Harvesting rice in Mongla in the Southwest of Bangladesh

Environmental situation Natural resources under threat by economic growth and climate change

The environment in Bangladesh is being progressively degraded, mostly as a result of climate change, a high population density and poverty.

Soil erosion and deforestation are destroying forests, wetlands and farmland. The rise in industrial production is also taking its toll on the environment – for instance because untreated wastewater is being dumped into the country's rivers. In addition, a proportion of the country's drinking water is contaminated by natural deposits of arsenic. Drinking the contaminated water over long periods of time can cause serious illnesses.


Although agriculture in Bangladesh contributes only about twelve per cent of the country's value creation, some 38 per cent of the working population is employed in the agricultural sector. Rice is the most important crop. The fertile lowlands are regularly flooded, so that several harvests a year can be produced. Bangladesh is the world’s third biggest producer of rice after China and India, producing 35.65 million tons of rice.

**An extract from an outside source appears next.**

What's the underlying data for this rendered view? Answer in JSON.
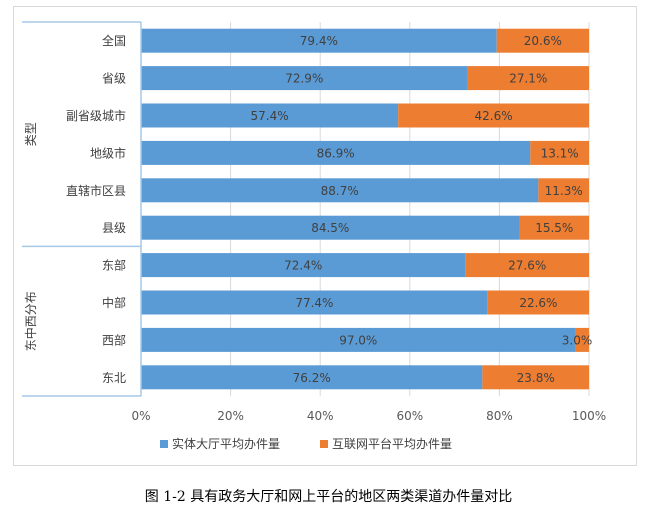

So far, food production has kept pace with population growth, however Russia’s war of aggression on Ukraine has driven up the price of imported food dramatically. The government is trying to respond with subsidies. The country’s unstable climatic conditions further increase the risk of food crises. Floods are becoming more severe, with the result that harvests are being wiped out and improvements to infrastructure are being washed away. Experts reckon that climate change is likely to exacerbate these problems even further in the future, and that agricultural production will decline as a result.